Ideological purpose of the myth of race
The assumptions behind statements that "white voters" form a distinct social identity have no scientific value. The concept of race itself is a social construct of capitalist social relations, not a fact of biology.
These concepts, however, do serve an ideological purpose for the ruling class. The myth that there is a "white" nationality is promoted to divide working people and undermine solidarity with the struggles of oppressed nationalities against discrimination.
By contrast with this myth, the Black nationality is a fact; Black consciousness is a historic, progressive conquest.

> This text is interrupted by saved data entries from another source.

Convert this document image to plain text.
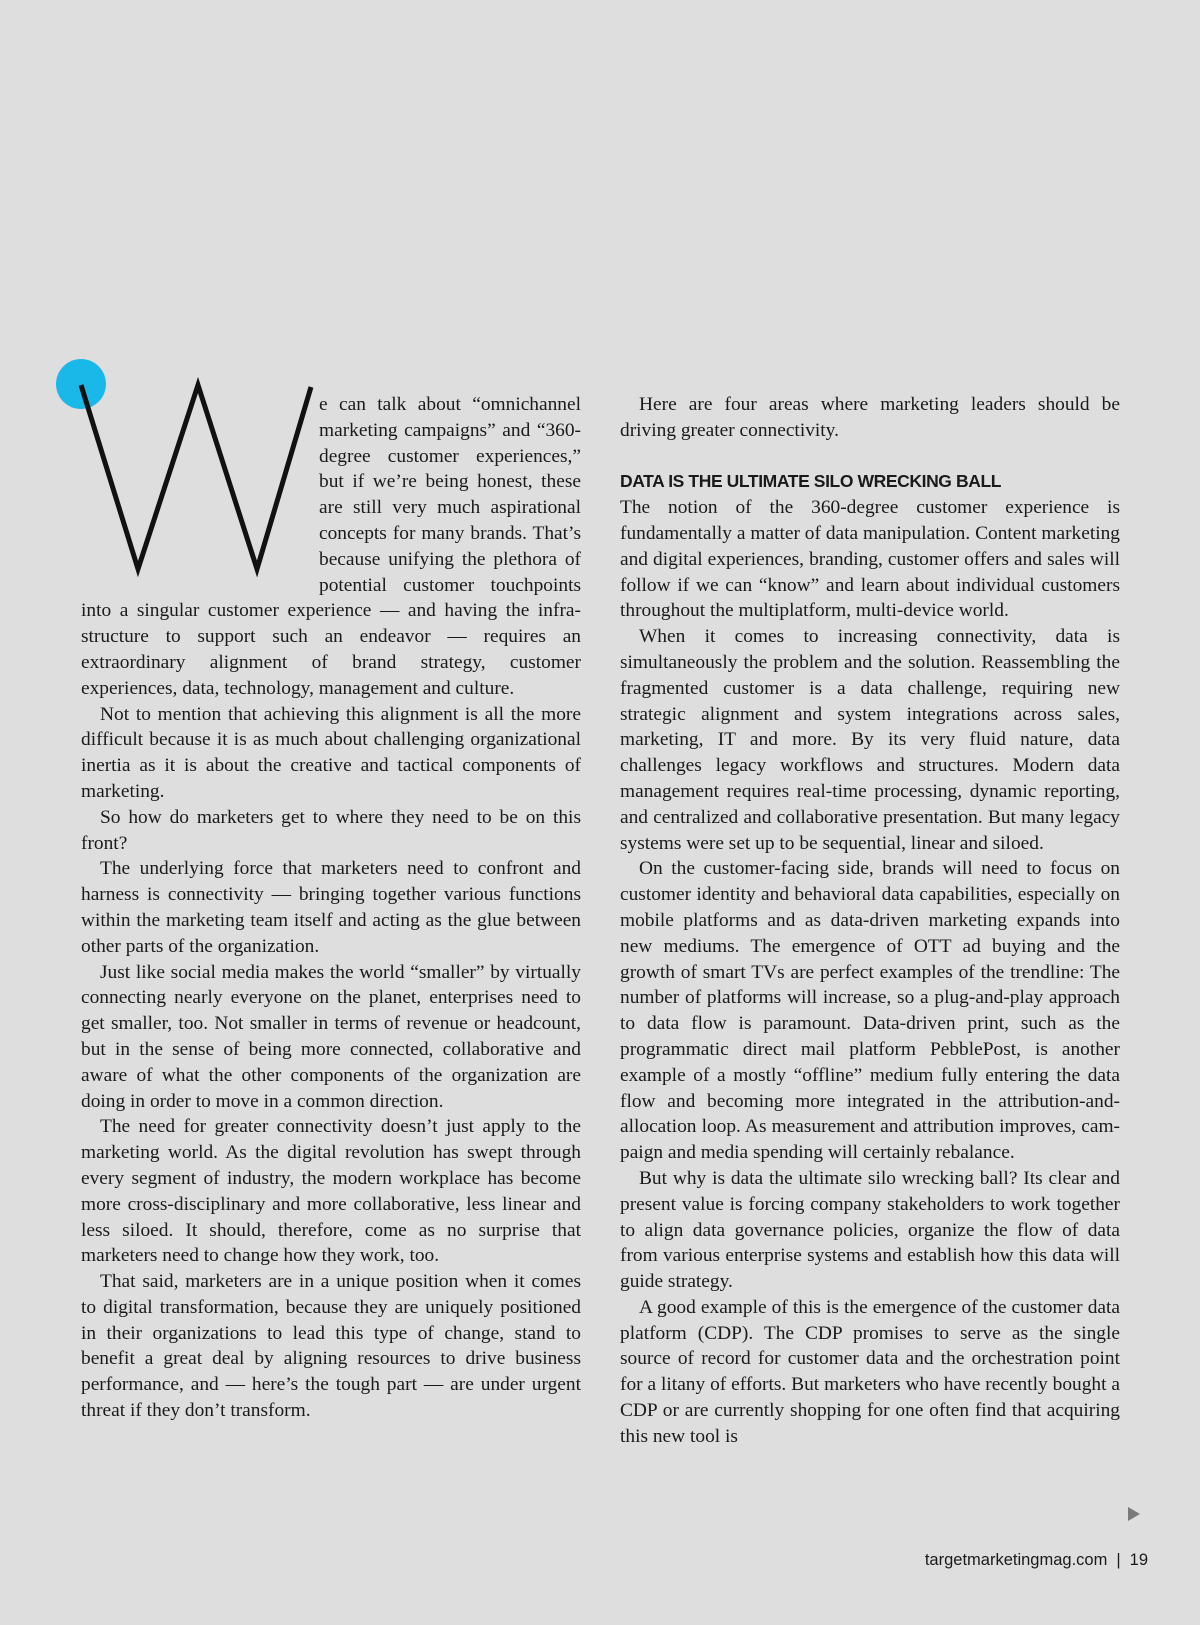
e can talk about “omnichannel marketing campaigns” and “360-degree customer experiences,” but if we’re being honest, these are still very much aspirational concepts for many brands. That’s because unifying the plethora of potential customer touchpoints into a singular customer experience — and having the infrastructure to support such an endeavor — requires an extraordinary alignment of brand strategy, customer experiences, data, technology, management and culture.

Not to mention that achieving this alignment is all the more difficult because it is as much about challenging organizational inertia as it is about the creative and tactical components of marketing.

So how do marketers get to where they need to be on this front?

The underlying force that marketers need to confront and harness is connectivity — bringing together various functions within the marketing team itself and acting as the glue between other parts of the organization.

Just like social media makes the world “smaller” by virtually connecting nearly everyone on the planet, enterprises need to get smaller, too. Not smaller in terms of revenue or headcount, but in the sense of being more connected, collaborative and aware of what the other components of the organization are doing in order to move in a common direction.

The need for greater connectivity doesn’t just apply to the marketing world. As the digital revolution has swept through every segment of industry, the modern workplace has become more cross-disciplinary and more collaborative, less linear and less siloed. It should, therefore, come as no surprise that marketers need to change how they work, too.

That said, marketers are in a unique position when it comes to digital transformation, because they are uniquely positioned in their organizations to lead this type of change, stand to benefit a great deal by aligning resources to drive business performance, and — here’s the tough part — are under urgent threat if they don’t transform.

Here are four areas where marketing leaders should be driving greater connectivity.

DATA IS THE ULTIMATE SILO WRECKING BALL

The notion of the 360-degree customer experience is fundamentally a matter of data manipulation. Content marketing and digital experiences, branding, customer offers and sales will follow if we can “know” and learn about individual customers throughout the multiplatform, multi-device world.

When it comes to increasing connectivity, data is simultaneously the problem and the solution. Reassembling the fragmented customer is a data challenge, requiring new strategic alignment and system integrations across sales, marketing, IT and more. By its very fluid nature, data challenges legacy workflows and structures. Modern data management requires real-time processing, dynamic reporting, and centralized and collaborative presentation. But many legacy systems were set up to be sequential, linear and siloed.

On the customer-facing side, brands will need to focus on customer identity and behavioral data capabilities, especially on mobile platforms and as data-driven marketing expands into new mediums. The emergence of OTT ad buying and the growth of smart TVs are perfect examples of the trendline: The number of platforms will increase, so a plug-and-play approach to data flow is paramount. Data-driven print, such as the programmatic direct mail platform PebblePost, is another example of a mostly “offline” medium fully entering the data flow and becoming more integrated in the attribution-and-allocation loop. As measurement and attribution improves, campaign and media spending will certainly rebalance.

But why is data the ultimate silo wrecking ball? Its clear and present value is forcing company stakeholders to work together to align data governance policies, organize the flow of data from various enterprise systems and establish how this data will guide strategy.

A good example of this is the emergence of the customer data platform (CDP). The CDP promises to serve as the single source of record for customer data and the orchestration point for a litany of efforts. But marketers who have recently bought a CDP or are currently shopping for one often find that acquiring this new tool is

targetmarketingmag.com | 19
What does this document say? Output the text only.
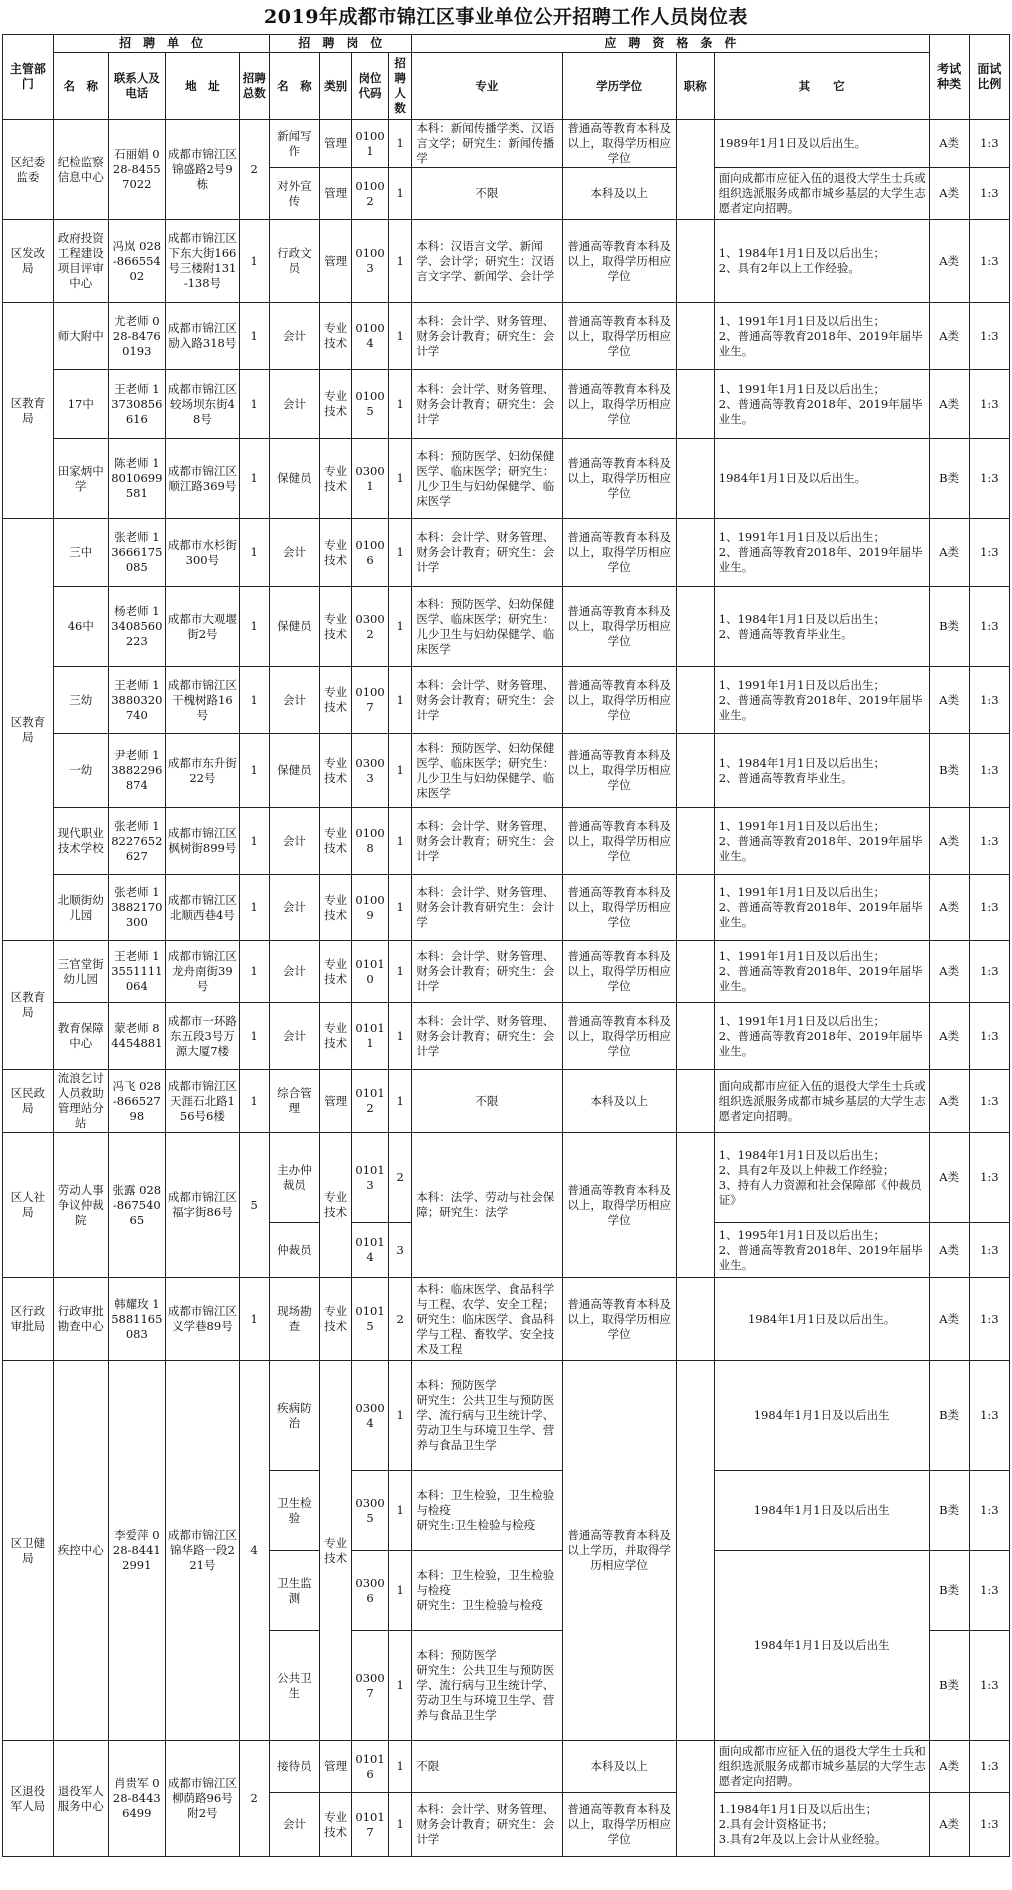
2019年成都市锦江区事业单位公开招聘工作人员岗位表
主管部门	招　聘　单　位				招　聘　岗　位				应　聘　资　格　条　件				考试种类	面试比例
	名　称	联系人及电话	地　址	招聘总数	名　称	类别	岗位代码	招聘人数	专业	学历学位	职称	其　　它		
区纪委监委	纪检监察信息中心	石丽娟 028-84557022	成都市锦江区锦盛路2号9栋	2	新闻写作	管理	01001	1	本科：新闻传播学类、汉语言文学；研究生：新闻传播学	普通高等教育本科及以上，取得学历相应学位		1989年1月1日及以后出生。	A类	1:3
					对外宣传	管理	01002	1	不限	本科及以上		面向成都市应征入伍的退役大学生士兵或组织选派服务成都市城乡基层的大学生志愿者定向招聘。	A类	1:3
区发改局	政府投资工程建设项目评审中心	冯岚 028-86655402	成都市锦江区下东大街166号三楼附131-138号	1	行政文员	管理	01003	1	本科：汉语言文学、新闻学、会计学；研究生：汉语言文字学、新闻学、会计学	普通高等教育本科及以上，取得学历相应学位		1、1984年1月1日及以后出生；
2、具有2年以上工作经验。	A类	1:3
区教育局	师大附中	尤老师 028-84760193	成都市锦江区励入路318号	1	会计	专业技术	01004	1	本科：会计学、财务管理、财务会计教育；研究生：会计学	普通高等教育本科及以上，取得学历相应学位		1、1991年1月1日及以后出生；
2、普通高等教育2018年、2019年届毕业生。	A类	1:3
	17中	王老师 13730856616	成都市锦江区较场坝东街48号	1	会计	专业技术	01005	1	本科：会计学、财务管理、财务会计教育；研究生：会计学	普通高等教育本科及以上，取得学历相应学位		1、1991年1月1日及以后出生；
2、普通高等教育2018年、2019年届毕业生。	A类	1:3
	田家炳中学	陈老师 18010699581	成都市锦江区顺江路369号	1	保健员	专业技术	03001	1	本科：预防医学、妇幼保健医学、临床医学；研究生：儿少卫生与妇幼保健学、临床医学	普通高等教育本科及以上，取得学历相应学位		1984年1月1日及以后出生。	B类	1:3
区教育局	三中	张老师 13666175085	成都市水杉街300号	1	会计	专业技术	01006	1	本科：会计学、财务管理、财务会计教育；研究生：会计学	普通高等教育本科及以上，取得学历相应学位		1、1991年1月1日及以后出生；
2、普通高等教育2018年、2019年届毕业生。	A类	1:3
	46中	杨老师 13408560223	成都市大观堰街2号	1	保健员	专业技术	03002	1	本科：预防医学、妇幼保健医学、临床医学；研究生：儿少卫生与妇幼保健学、临床医学	普通高等教育本科及以上，取得学历相应学位		1、1984年1月1日及以后出生；
2、普通高等教育毕业生。	B类	1:3
	三幼	王老师 13880320740	成都市锦江区干槐树路16号	1	会计	专业技术	01007	1	本科：会计学、财务管理、财务会计教育；研究生：会计学	普通高等教育本科及以上，取得学历相应学位		1、1991年1月1日及以后出生；
2、普通高等教育2018年、2019年届毕业生。	A类	1:3
	一幼	尹老师 13882296874	成都市东升街22号	1	保健员	专业技术	03003	1	本科：预防医学、妇幼保健医学、临床医学；研究生：儿少卫生与妇幼保健学、临床医学	普通高等教育本科及以上，取得学历相应学位		1、1984年1月1日及以后出生；
2、普通高等教育毕业生。	B类	1:3
	现代职业技术学校	张老师 18227652627	成都市锦江区枫树街899号	1	会计	专业技术	01008	1	本科：会计学、财务管理、财务会计教育；研究生：会计学	普通高等教育本科及以上，取得学历相应学位		1、1991年1月1日及以后出生；
2、普通高等教育2018年、2019年届毕业生。	A类	1:3
	北顺街幼儿园	张老师 13882170300	成都市锦江区北顺西巷4号	1	会计	专业技术	01009	1	本科：会计学、财务管理、财务会计教育研究生：会计学	普通高等教育本科及以上，取得学历相应学位		1、1991年1月1日及以后出生；
2、普通高等教育2018年、2019年届毕业生。	A类	1:3
区教育局	三官堂街幼儿园	王老师 13551111064	成都市锦江区龙舟南街39号	1	会计	专业技术	01010	1	本科：会计学、财务管理、财务会计教育；研究生：会计学	普通高等教育本科及以上，取得学历相应学位		1、1991年1月1日及以后出生；
2、普通高等教育2018年、2019年届毕业生。	A类	1:3
	教育保障中心	蒙老师 84454881	成都市一环路东五段3号万源大厦7楼	1	会计	专业技术	01011	1	本科：会计学、财务管理、财务会计教育；研究生：会计学	普通高等教育本科及以上，取得学历相应学位		1、1991年1月1日及以后出生；
2、普通高等教育2018年、2019年届毕业生。	A类	1:3
区民政局	流浪乞讨人员救助管理站分站	冯飞 028-86652798	成都市锦江区天涯石北路156号6楼	1	综合管理	管理	01012	1	不限	本科及以上		面向成都市应征入伍的退役大学生士兵或组织选派服务成都市城乡基层的大学生志愿者定向招聘。	A类	1:3
区人社局	劳动人事争议仲裁院	张露 028-86754065	成都市锦江区福字街86号	5	主办仲裁员	专业技术	01013	2	本科：法学、劳动与社会保障；研究生：法学	普通高等教育本科及以上，取得学历相应学位		1、1984年1月1日及以后出生；
2、具有2年及以上仲裁工作经验；
3、持有人力资源和社会保障部《仲裁员证》	A类	1:3
					仲裁员		01014	3				1、1995年1月1日及以后出生；
2、普通高等教育2018年、2019年届毕业生。	A类	1:3
区行政审批局	行政审批勘查中心	韩耀玫 15881165083	成都市锦江区义学巷89号	1	现场勘查	专业技术	01015	2	本科：临床医学、食品科学与工程、农学、安全工程；研究生：临床医学、食品科学与工程、畜牧学、安全技术及工程	普通高等教育本科及以上，取得学历相应学位		1984年1月1日及以后出生。	A类	1:3
区卫健局	疾控中心	李爱萍 028-84412991	成都市锦江区锦华路一段221号	4	疾病防治	专业技术	03004	1	本科：预防医学
研究生：公共卫生与预防医学、流行病与卫生统计学、劳动卫生与环境卫生学、营养与食品卫生学	普通高等教育本科及以上学历，并取得学历相应学位		1984年1月1日及以后出生	B类	1:3
					卫生检验		03005	1	本科：卫生检验，卫生检验与检疫
研究生:卫生检验与检疫			1984年1月1日及以后出生	B类	1:3
					卫生监测		03006	1	本科：卫生检验，卫生检验与检疫
研究生：卫生检验与检疫			1984年1月1日及以后出生	B类	1:3
					公共卫生		03007	1	本科：预防医学
研究生：公共卫生与预防医学、流行病与卫生统计学、劳动卫生与环境卫生学、营养与食品卫生学				B类	1:3
区退役军人局	退役军人服务中心	肖贵军 028-84436499	成都市锦江区柳荫路96号附2号	2	接待员	管理	01016	1	不限	本科及以上		面向成都市应征入伍的退役大学生士兵和组织选派服务成都市城乡基层的大学生志愿者定向招聘。	A类	1:3
					会计	专业技术	01017	1	本科：会计学、财务管理、财务会计教育；研究生：会计学	普通高等教育本科及以上，取得学历相应学位		1.1984年1月1日及以后出生；
2.具有会计资格证书；
3.具有2年及以上会计从业经验。	A类	1:3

The Black nationality in the United States was forged by the course of development that capitalism took in this country following the defeat of Radical Reconstruction in the late 1870s, with the brutal, systemic oppression that was imposed on the Black population--and by the massive struggles led by Blacks against this oppression over much more than a century.
The November elections marked an episodic high point for the Republican Party. As the economic depression continues to deepen, and as the unpredictable consequences of Washington’s war drive unfold, the Democratic Party will rise in its turn--parallel to the pattern seen in other parts of the world with the electoral victories of social democratic and other bourgeois reformist currents.
In the United States, the rulers will seek to channel working-class moods of resistance into voting for the Democrats as a "lesser evil." That is the way the two-party system functions.
For now, forces in the U.S. workers movement that pinned their hopes on electoral gains for the Democrats are dispirited and in disarray.
In the 2000 elections, some of these forces sought to explain away the defeat of Albert Gore--who had already served for eight years as vice president of the world’s most brutal imperialist government--by claiming a Republican "coup." Unable to use such an argument in the 2002 elections, they are susceptible to blaming workers for the Republican election gains, while they themselves fall more and more into the "American" and patriotic framework of bourgeois politics today.